He Baihua, Ma Shuangge, Zhang Xinyu, Zhu Li-Xing
International Institute of Finance, School of Management, University of Science and Technology of China, Hefei, China.
Department of Biostatistics, Yale University, New Haven, CT.
J Am Stat Assoc. 2023;118(544):2658-2670. doi: 10.1080/01621459.2022.2070070. Epub 2022 Jul 7.

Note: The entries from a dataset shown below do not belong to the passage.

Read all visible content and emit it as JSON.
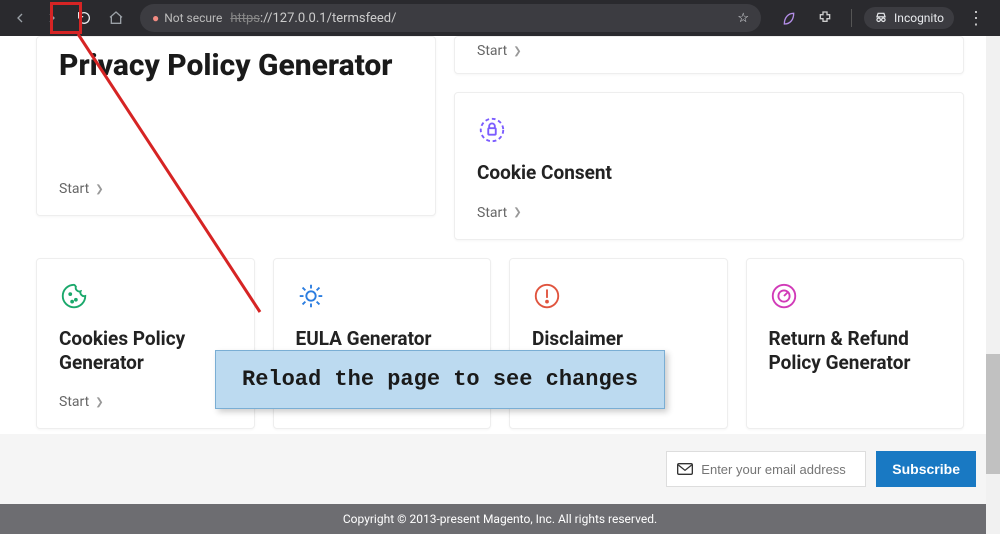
{
  "browser": {
    "not_secure_label": "Not secure",
    "url_strike": "https",
    "url_rest": "://127.0.0.1/termsfeed/",
    "incognito_label": "Incognito"
  },
  "cards": {
    "privacy": {
      "title": "Privacy Policy Generator",
      "start": "Start"
    },
    "top_right_start": "Start",
    "cookie_consent": {
      "title": "Cookie Consent",
      "start": "Start"
    },
    "cookies_policy": {
      "title": "Cookies Policy Generator",
      "start": "Start"
    },
    "eula": {
      "title": "EULA Generator"
    },
    "disclaimer": {
      "title": "Disclaimer Generator"
    },
    "return_refund": {
      "title": "Return & Refund Policy Generator"
    }
  },
  "tooltip": "Reload the page to see changes",
  "subscribe": {
    "placeholder": "Enter your email address",
    "button": "Subscribe"
  },
  "footer": "Copyright © 2013-present Magento, Inc. All rights reserved."
}
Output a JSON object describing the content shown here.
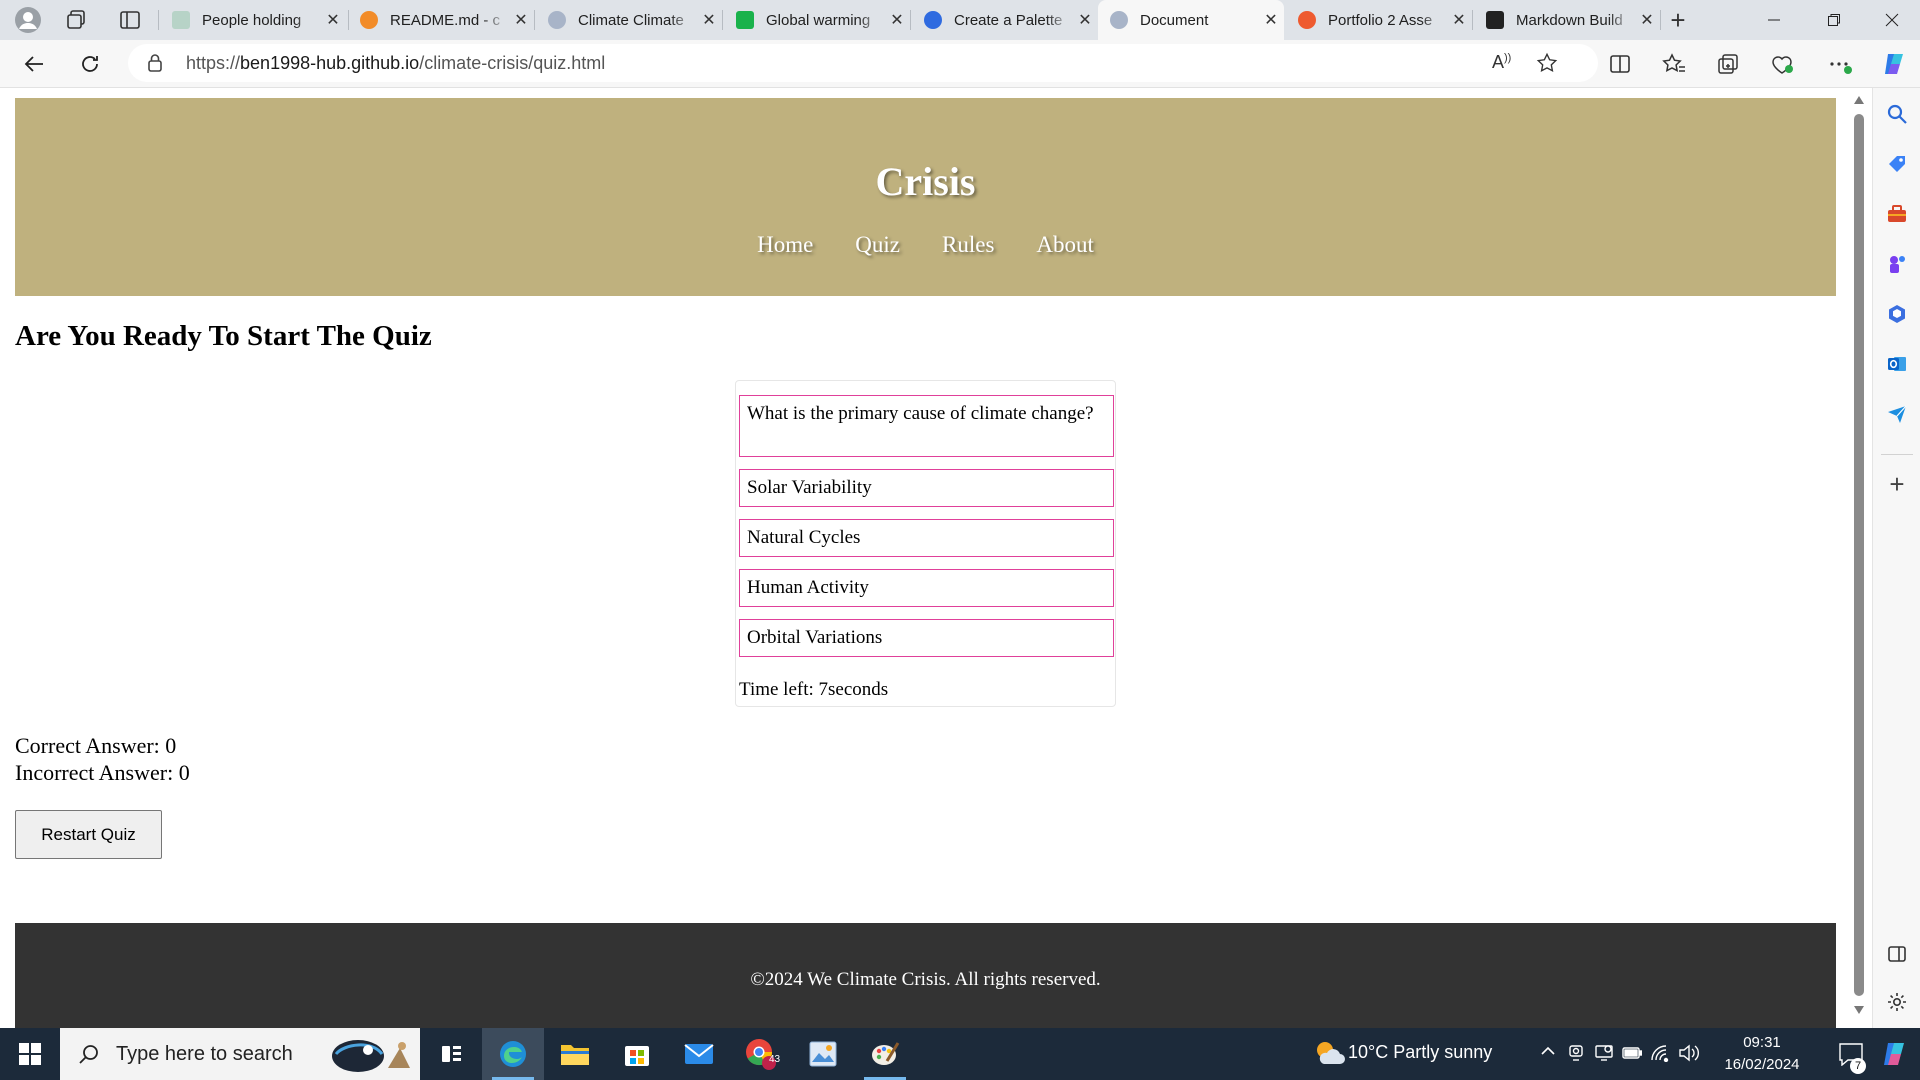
{
  "browser": {
    "tabs": [
      {
        "title": "People holding",
        "favicon_color": "#b7d3c7"
      },
      {
        "title": "README.md - c",
        "favicon_color": "#f28c28"
      },
      {
        "title": "Climate Climate",
        "favicon_color": "#a8b4c8"
      },
      {
        "title": "Global warming",
        "favicon_color": "#19b24b"
      },
      {
        "title": "Create a Palette",
        "favicon_color": "#2f6be0"
      },
      {
        "title": "Document",
        "favicon_color": "#a8b4c8",
        "active": true
      },
      {
        "title": "Portfolio 2 Asse",
        "favicon_color": "#ee5a2f"
      },
      {
        "title": "Markdown Build",
        "favicon_color": "#222222"
      }
    ],
    "url_prefix": "https://",
    "url_host": "ben1998-hub.github.io",
    "url_path": "/climate-crisis/quiz.html"
  },
  "site": {
    "title": "Crisis",
    "nav": [
      "Home",
      "Quiz",
      "Rules",
      "About"
    ],
    "heading": "Are You Ready To Start The Quiz",
    "quiz": {
      "question": "What is the primary cause of climate change?",
      "options": [
        "Solar Variability",
        "Natural Cycles",
        "Human Activity",
        "Orbital Variations"
      ],
      "timer_label": "Time left: 7seconds"
    },
    "score": {
      "correct": "Correct Answer: 0",
      "incorrect": "Incorrect Answer: 0"
    },
    "restart_label": "Restart Quiz",
    "footer": "©2024 We Climate Crisis. All rights reserved.",
    "colors": {
      "header": "#bfb17e",
      "option_border": "#e0409a",
      "footer": "#333333"
    }
  },
  "taskbar": {
    "search_placeholder": "Type here to search",
    "weather": "10°C  Partly sunny",
    "time": "09:31",
    "date": "16/02/2024",
    "chrome_badge": "43",
    "notification_count": "7"
  }
}
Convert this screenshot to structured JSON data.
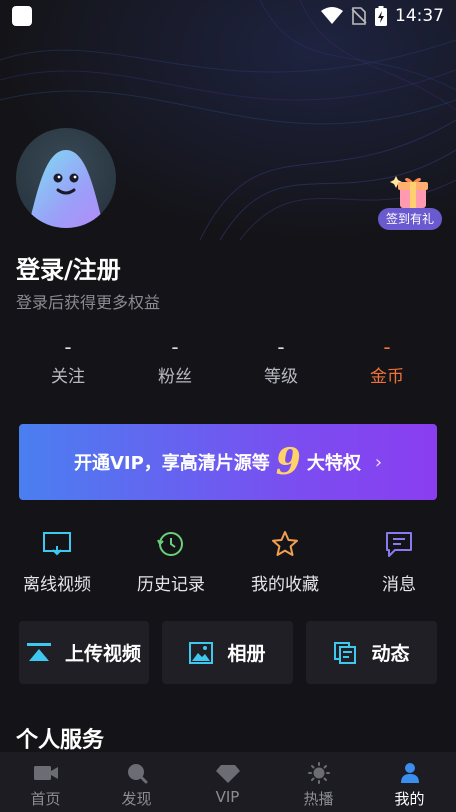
{
  "status": {
    "time": "14:37"
  },
  "profile": {
    "login_title": "登录/注册",
    "login_subtitle": "登录后获得更多权益",
    "checkin_label": "签到有礼"
  },
  "stats": [
    {
      "value": "-",
      "label": "关注"
    },
    {
      "value": "-",
      "label": "粉丝"
    },
    {
      "value": "-",
      "label": "等级"
    },
    {
      "value": "-",
      "label": "金币"
    }
  ],
  "vip_banner": {
    "prefix": "开通VIP，享高清片源等",
    "number": "9",
    "suffix": "大特权",
    "chevron": "›"
  },
  "quick_actions": [
    {
      "label": "离线视频",
      "icon": "offline-video-icon"
    },
    {
      "label": "历史记录",
      "icon": "history-icon"
    },
    {
      "label": "我的收藏",
      "icon": "star-icon"
    },
    {
      "label": "消息",
      "icon": "message-icon"
    }
  ],
  "tiles": [
    {
      "label": "上传视频",
      "icon": "upload-icon"
    },
    {
      "label": "相册",
      "icon": "album-icon"
    },
    {
      "label": "动态",
      "icon": "feed-icon"
    }
  ],
  "section": {
    "title": "个人服务"
  },
  "tabs": [
    {
      "label": "首页",
      "icon": "video-camera-icon"
    },
    {
      "label": "发现",
      "icon": "search-icon"
    },
    {
      "label": "VIP",
      "icon": "diamond-icon"
    },
    {
      "label": "热播",
      "icon": "sun-icon"
    },
    {
      "label": "我的",
      "icon": "user-icon"
    }
  ],
  "colors": {
    "coin": "#f0723a",
    "accent_cyan": "#3ec8f0",
    "tab_active": "#3a8ef0"
  }
}
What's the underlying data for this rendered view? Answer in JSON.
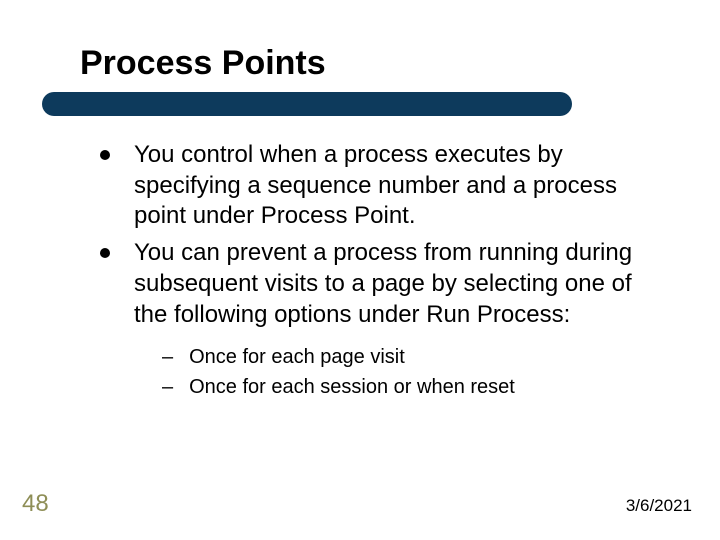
{
  "title": "Process Points",
  "bullets": [
    "You control when a process executes by specifying a sequence number and a process point under Process Point.",
    "You can prevent a process from running during subsequent visits to a page by selecting one of the following options under Run Process:"
  ],
  "sub_bullets": [
    "Once for each page visit",
    "Once for each session or when reset"
  ],
  "page_number": "48",
  "date": "3/6/2021"
}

Model averaging is an effective way to enhance prediction accuracy. However, most previous works focus on low-dimensional settings with completely observed responses. To attain an accurate prediction for the risk effect of survival data with high-dimensional predictors, we propose a novel method: rank-based greedy (RG) model averaging. Specifically, adopting the transformation model with splitting predictors as working models, we doubly use the smooth concordance index function to derive the candidate predictions and optimal model weights. The final prediction is achieved by weighted averaging all the candidates. Our approach is flexible, computationally efficient, and robust against model misspecification, as it neither requires the correctness of a joint model nor involves the estimation of the transformation function. We further adopt the greedy algorithm for high dimensions. Theoretically, we derive an asymptotic error bound for the optimal weights under some mild conditions. In addition, the summation of weights assigned to the correct candidate submodels is proven to approach one in probability when there are correct models included among the candidate submodels. Extensive numerical studies are carried out using both simulated and real datasets to show the proposed approach's robust performance compared to the existing regularization approaches. Supplementary materials for this article are available online.
模型平均是提高预测准确性的有效方法。然而,以前的大多数工作都集中在具有完全观测响应的低维设置上。为了对具有高维预测变量的生存数据的风险效应进行准确预测,我们提出了一种新方法:基于秩的贪婪(RG)模型平均。具体来说,采用将预测变量拆分的变换模型作为工作模型,我们双重使用平滑一致性指数函数来推导候选预测和最优模型权重。最终预测通过对所有候选进行加权平均来实现。我们的方法灵活、计算效率高且对模型误设具有鲁棒性,因为它既不需要联合模型的正确性,也不涉及变换函数的估计。我们进一步针对高维采用贪婪算法。从理论上讲,在一些温和条件下,我们推导了最优权重的渐近误差界。此外,当候选子模型中包含正确模型时,证明分配给正确候选子模型的权重之和依概率趋近于1。使用模拟和真实数据集进行了广泛的数值研究,以展示所提出的方法与现有正则化方法相比的稳健性能。本文的补充材料可在线获取。